というかいい加減察してくれ、と、コメカミに青筋がピキピキと浮き出てくる。
「……じゃあ!これは世間の常識として覚えておいてねルーク。『人を踏んではいけません』!」
「へいへい」
馬鹿に素直にきくな、と不審げにルークを見上げるが、特に怒るでもなくいつもと変わらぬダルそうな視線で見下ろされる。
視線が交差しそうになって思わず慌てて目を逸らすと、腹に置かれたままの、上等のブーツを履いた足が目に入る。
「……なら、どかそうよ、足を」
返事だけか。行動には移さないのか。
そう言葉を掛けるとルークは へっ、と口の端から息を抜いて腕を組みなおした。
「だってお前ペットじゃん?」
「だあああもー!訂正するわよ訂正!『生き物を踏んではいけません』!!『生 き 物 を』!!」
文句無しに広範囲だろうが!これなら私も当然含まれるだろどうだこのやろう!!
と、目から心の汗を散らしながら仰向けにわめきたててやる。
彼が此方を女扱いしない事は解っていたが、それ以前に未だに人外扱いとは。
「……ぶっ」
と、突然すましたような顔を崩すと、ルークは可笑しそうに腹を抱えてくつくつと笑い出した。

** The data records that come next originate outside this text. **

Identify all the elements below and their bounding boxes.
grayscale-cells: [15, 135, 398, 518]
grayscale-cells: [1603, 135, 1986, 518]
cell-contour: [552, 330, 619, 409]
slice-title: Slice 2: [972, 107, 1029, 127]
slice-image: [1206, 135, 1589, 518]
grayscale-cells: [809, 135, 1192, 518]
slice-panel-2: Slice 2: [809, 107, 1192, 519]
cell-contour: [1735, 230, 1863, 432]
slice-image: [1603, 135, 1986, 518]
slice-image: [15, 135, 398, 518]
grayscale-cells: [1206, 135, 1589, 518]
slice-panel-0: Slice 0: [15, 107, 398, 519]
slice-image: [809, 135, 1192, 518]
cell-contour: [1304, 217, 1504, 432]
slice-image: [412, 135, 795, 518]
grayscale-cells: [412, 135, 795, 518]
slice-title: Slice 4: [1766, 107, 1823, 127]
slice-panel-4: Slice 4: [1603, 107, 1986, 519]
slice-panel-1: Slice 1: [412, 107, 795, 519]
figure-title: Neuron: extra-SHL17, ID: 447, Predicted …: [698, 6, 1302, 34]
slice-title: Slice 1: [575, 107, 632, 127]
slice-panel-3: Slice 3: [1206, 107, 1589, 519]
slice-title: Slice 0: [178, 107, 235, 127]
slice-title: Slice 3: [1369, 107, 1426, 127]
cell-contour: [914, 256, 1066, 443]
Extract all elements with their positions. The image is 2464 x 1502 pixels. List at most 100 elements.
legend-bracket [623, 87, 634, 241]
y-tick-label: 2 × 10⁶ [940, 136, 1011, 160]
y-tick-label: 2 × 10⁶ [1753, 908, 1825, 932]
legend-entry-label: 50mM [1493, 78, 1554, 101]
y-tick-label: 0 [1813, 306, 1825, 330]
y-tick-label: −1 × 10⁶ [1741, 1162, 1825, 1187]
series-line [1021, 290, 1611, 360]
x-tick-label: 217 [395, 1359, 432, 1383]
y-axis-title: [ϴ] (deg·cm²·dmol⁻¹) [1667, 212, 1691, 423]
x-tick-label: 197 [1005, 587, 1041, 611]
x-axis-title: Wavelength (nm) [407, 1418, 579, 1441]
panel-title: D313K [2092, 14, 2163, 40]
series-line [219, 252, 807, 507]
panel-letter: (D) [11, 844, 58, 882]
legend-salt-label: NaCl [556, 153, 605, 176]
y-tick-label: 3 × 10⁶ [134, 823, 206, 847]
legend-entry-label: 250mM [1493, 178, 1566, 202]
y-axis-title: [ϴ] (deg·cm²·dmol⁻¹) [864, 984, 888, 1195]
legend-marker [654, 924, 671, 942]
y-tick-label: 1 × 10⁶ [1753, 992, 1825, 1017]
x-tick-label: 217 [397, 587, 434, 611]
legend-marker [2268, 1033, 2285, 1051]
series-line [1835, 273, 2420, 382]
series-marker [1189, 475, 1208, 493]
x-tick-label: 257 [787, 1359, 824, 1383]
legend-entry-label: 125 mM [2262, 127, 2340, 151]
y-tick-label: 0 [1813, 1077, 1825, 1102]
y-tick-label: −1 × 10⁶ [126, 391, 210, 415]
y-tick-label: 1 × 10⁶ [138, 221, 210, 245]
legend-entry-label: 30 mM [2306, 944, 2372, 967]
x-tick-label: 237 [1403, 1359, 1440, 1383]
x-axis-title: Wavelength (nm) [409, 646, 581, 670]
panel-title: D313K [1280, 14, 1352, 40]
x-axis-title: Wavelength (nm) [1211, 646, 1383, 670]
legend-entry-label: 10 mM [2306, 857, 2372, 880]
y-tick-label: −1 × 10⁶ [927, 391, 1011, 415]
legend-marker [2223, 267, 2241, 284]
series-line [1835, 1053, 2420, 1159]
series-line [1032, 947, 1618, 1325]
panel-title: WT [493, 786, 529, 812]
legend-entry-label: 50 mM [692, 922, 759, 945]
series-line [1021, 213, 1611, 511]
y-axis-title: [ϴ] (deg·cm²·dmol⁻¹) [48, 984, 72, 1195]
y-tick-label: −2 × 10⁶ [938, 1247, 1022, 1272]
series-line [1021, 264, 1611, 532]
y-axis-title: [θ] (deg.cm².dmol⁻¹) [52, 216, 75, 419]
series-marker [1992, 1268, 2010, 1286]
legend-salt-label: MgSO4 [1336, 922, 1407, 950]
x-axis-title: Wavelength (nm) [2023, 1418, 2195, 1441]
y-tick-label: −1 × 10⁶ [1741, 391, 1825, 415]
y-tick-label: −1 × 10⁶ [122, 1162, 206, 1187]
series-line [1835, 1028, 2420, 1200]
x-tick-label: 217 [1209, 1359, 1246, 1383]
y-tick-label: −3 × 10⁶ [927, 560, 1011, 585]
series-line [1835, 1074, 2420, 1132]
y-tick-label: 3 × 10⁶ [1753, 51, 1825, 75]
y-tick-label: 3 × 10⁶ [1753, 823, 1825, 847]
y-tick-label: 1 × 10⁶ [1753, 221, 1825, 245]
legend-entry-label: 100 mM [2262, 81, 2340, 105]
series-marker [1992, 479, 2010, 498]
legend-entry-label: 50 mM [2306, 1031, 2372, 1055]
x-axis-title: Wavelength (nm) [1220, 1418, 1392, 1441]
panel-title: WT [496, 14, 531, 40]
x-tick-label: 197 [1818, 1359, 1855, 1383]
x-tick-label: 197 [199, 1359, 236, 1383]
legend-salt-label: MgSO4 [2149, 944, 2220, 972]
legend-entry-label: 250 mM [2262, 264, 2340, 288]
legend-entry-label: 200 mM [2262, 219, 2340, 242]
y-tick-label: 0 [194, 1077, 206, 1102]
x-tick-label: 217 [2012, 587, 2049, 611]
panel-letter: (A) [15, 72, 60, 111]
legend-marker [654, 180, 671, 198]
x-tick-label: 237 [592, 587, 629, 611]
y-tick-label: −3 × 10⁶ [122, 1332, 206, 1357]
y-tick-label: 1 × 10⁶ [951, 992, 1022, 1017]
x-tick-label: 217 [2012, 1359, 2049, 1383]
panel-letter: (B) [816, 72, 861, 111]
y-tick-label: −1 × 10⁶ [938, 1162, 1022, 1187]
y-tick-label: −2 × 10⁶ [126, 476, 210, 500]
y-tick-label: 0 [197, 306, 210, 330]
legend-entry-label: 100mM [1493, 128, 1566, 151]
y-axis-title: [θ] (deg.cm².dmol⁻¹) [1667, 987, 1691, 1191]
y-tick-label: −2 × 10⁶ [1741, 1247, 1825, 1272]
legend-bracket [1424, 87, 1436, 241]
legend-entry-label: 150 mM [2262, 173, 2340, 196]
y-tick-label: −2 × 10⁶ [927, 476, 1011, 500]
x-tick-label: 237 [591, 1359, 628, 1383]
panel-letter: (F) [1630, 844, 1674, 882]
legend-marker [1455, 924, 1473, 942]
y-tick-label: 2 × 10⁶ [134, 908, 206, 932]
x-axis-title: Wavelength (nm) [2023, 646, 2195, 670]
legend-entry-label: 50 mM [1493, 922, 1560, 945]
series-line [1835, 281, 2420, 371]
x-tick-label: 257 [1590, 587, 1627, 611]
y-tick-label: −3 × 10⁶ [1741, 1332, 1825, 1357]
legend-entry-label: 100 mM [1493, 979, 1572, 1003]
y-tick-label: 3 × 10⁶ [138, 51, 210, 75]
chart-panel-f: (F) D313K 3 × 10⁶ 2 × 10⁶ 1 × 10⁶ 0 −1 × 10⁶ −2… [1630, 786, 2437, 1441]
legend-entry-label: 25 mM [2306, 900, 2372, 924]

何だいったい、と、怒りながらも当惑の表情を浮かべていると、足が退かされる。
「馬鹿じゃねーの、お前。ムキになりすぎ。あー腹痛ぇ」
人を踏みつけておいて可笑しそうに笑うルークに、更なる怒りを覚えるというのが普通の人の感覚ってものだ。
確かに腹も立つのだが、それ以上に、何だか、少し嬉しいと思ってしまうのが不思議だ。
本当に仲直り出来たんだな、とか。ガイじゃなくて私との掛け合いでも笑ってくれるようになったんだな、とか。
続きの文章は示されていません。